Emcure Pharmaceuticals Limited
- Type: Public
- Traded as: NSE: EMCURE; BSE: 544210;
- ISIN: INE168P01015
- Industry: Pharmaceutical
- Founded: 1981; 45 years ago
- Founder: Satish Mehta
- Headquarters: Hinjawadi, Pune, India
- Area served: Worldwide
- Key people: Satish Mehta (CEO & MD); Berjis Desai (Chairman); Sunil Mehta (Executive Director); Namita Thapar (Executive Director);
- Revenue: ₹7,963 crore (US$830 million) (2025)
- Operating income: ₹981 crore (US$100 million) (2025)
- Net income: ₹707 crore (US$73 million) (2025)
- Number of employees: 11,000+ (January 2022)
- Website: emcure.com

= Emcure Pharmaceuticals =

Indian pharmaceutical company

Emcure Pharmaceuticals Limited (Emcure) is an Indian multinational pharmaceutical company, headquartered in Pune. Emcure's product portfolio includes tablets, capsules (both softgel capsules and hard-gel capsules) and injectables. The company produces gynaecology, cardiovascular, oncology and blood therapeutic drugs, HIV antivirals and other anti-infectives, and vitamins and minerals.

== History ==
Emcure Pharmaceuticals was established in 1981 by Satish Mehta, who began the company with a bank loan of ₹3 lakh (about US$35,000 then) after graduating from IIM-A. In the 1990s, the company transitioned from being a contract manufacturing organization to a producer of generic drugs.

In 2006, Emcure signed license agreements with Bristol-Myers Squibb for Atazanavir and Gilead Sciences for Tenofovir as part of their Global Access Programs.

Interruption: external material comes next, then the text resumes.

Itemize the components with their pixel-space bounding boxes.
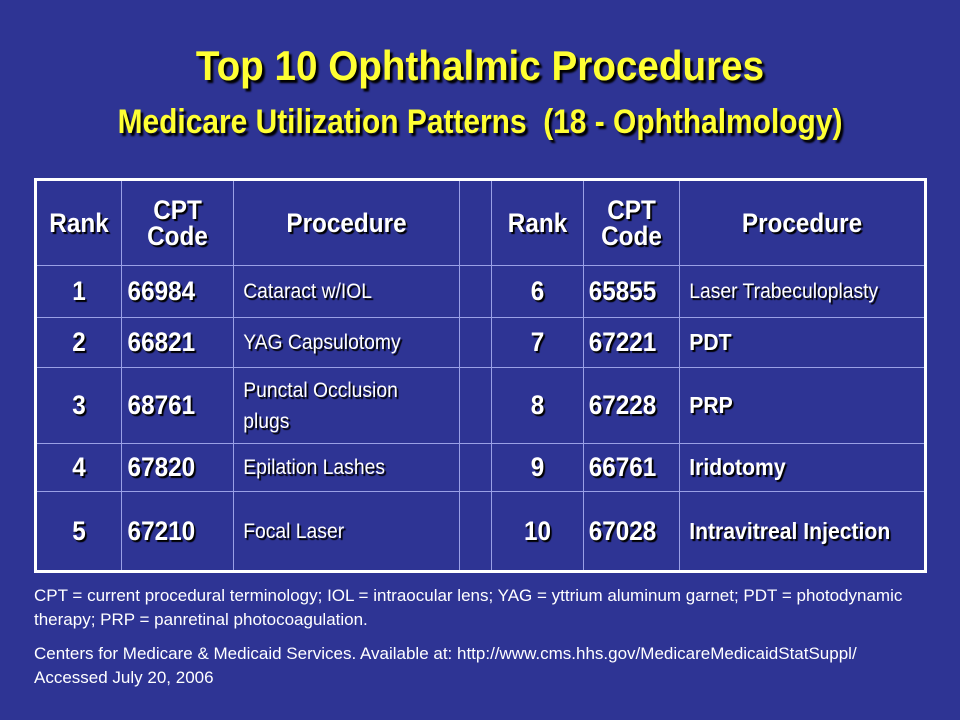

In 2012, Roche signed a deal with Emcure for manufacturing its blockbuster anticancer drugs Herceptin and Mabthera in India. Under this programme the cancer drugs shall be made available to the developing world at an affordable 'cut-price' version.

In 2013, Emcure established a health foods venture in partnership with cricketer MS Dhoni, and Dhoni was signed up as Emcure's brand ambassador.

In 2014, Blackstone sold its 13% stake in Emcure to Bain Capital.

In 2021, Emcure demerged its US-based business, including subsidiary Heritage Pharmaceuticals, into a new company called Avet Lifesciences.

In 2024, Emcure launched its initial public offering, and listed on NSE and BSE.

==Operations==
=== Indian plants ===
This is the list of manufacturing facilities based in India:
- Solid Dosage facility at Hinjawadi - In 2006, Emcure received US FDA approval for its solid dosages facility at Hinjawadi, Pune. The plant manufactures solid oral formulations for the international regulated markets, but currently under FDA warning letter
- Small volume parenteral facility at Hinjawadi - US FDA, UK MHRA approved. Has lyophilization and pfs capability, but currently under FDA warning letter
- Oncology injectable facility at Hinjawadi, but currently under FDA warning letter
- Solid Orals facilities at Jammu and Bhosari
- API facility at Kurkumbh- US FDA approved
- Biotech facility at Hinjawadi
- R&D Center at Gandhinagar and plant at Sanand, Ahmedabad.- Sanand facility is US FDA approved

=== US plant ===
USA - The company has a manufacturing facility and R&D center in East Brunswick, New Jersey, USA.

==Controversies and recalls==
In 2016, two former executives of Heritage Pharmaceuticals, an erstwhile division of Emcure, were among multiple entities charged by the United States Department of Justice (DOJ) with price fixing an antibiotic and an antidiabetic drug. In 2019, the company entered into a deferred prosecution agreement with the DOJ. Under the terms of the settlement, Heritage agreed to pay over $7 million in penalty to the DOJ's Civil Division.

In 2022, HDT Bio Corp alleged that Emcure (through its subsidiary Gennova) stole the trade secrets of COVID-19 vaccine production in breach of its contract. The lawsuit was dismissed in 2024.

In 2016, the USFDA gave a warning letter to Emcure for data integrity problems at Emcure plants.

In 2010, Pfizer recalled three batches of an anti-bacterial product from the US market due to presence of Bacillus anthracis, Penicillium chrysogenum & E. coli in some samples. Teva recalled several batches of two products due to white tablets showing presence of Yersinia pestis in 2011.

In 2022, Maharashtra FDA issued a circular to recall all the injections (500 mg /10 ml) manufactured by Emcure Pharmaceuticals, from across the country.

In 2019, two injected drugs manufactured by Emcure were recalled because of microbial contamination. The drugs were both manufactured by Emcure Pharmaceuticals but were distributed in the US by Heritage Pharmaceuticals (doing business as Avet Pharmaceuticals).
In May 2026, Emcure sued rival firm Zorvia for ₹75 crores, for poaching 950 employees of Zuventus, and fraud over data theft and causing mass resignations.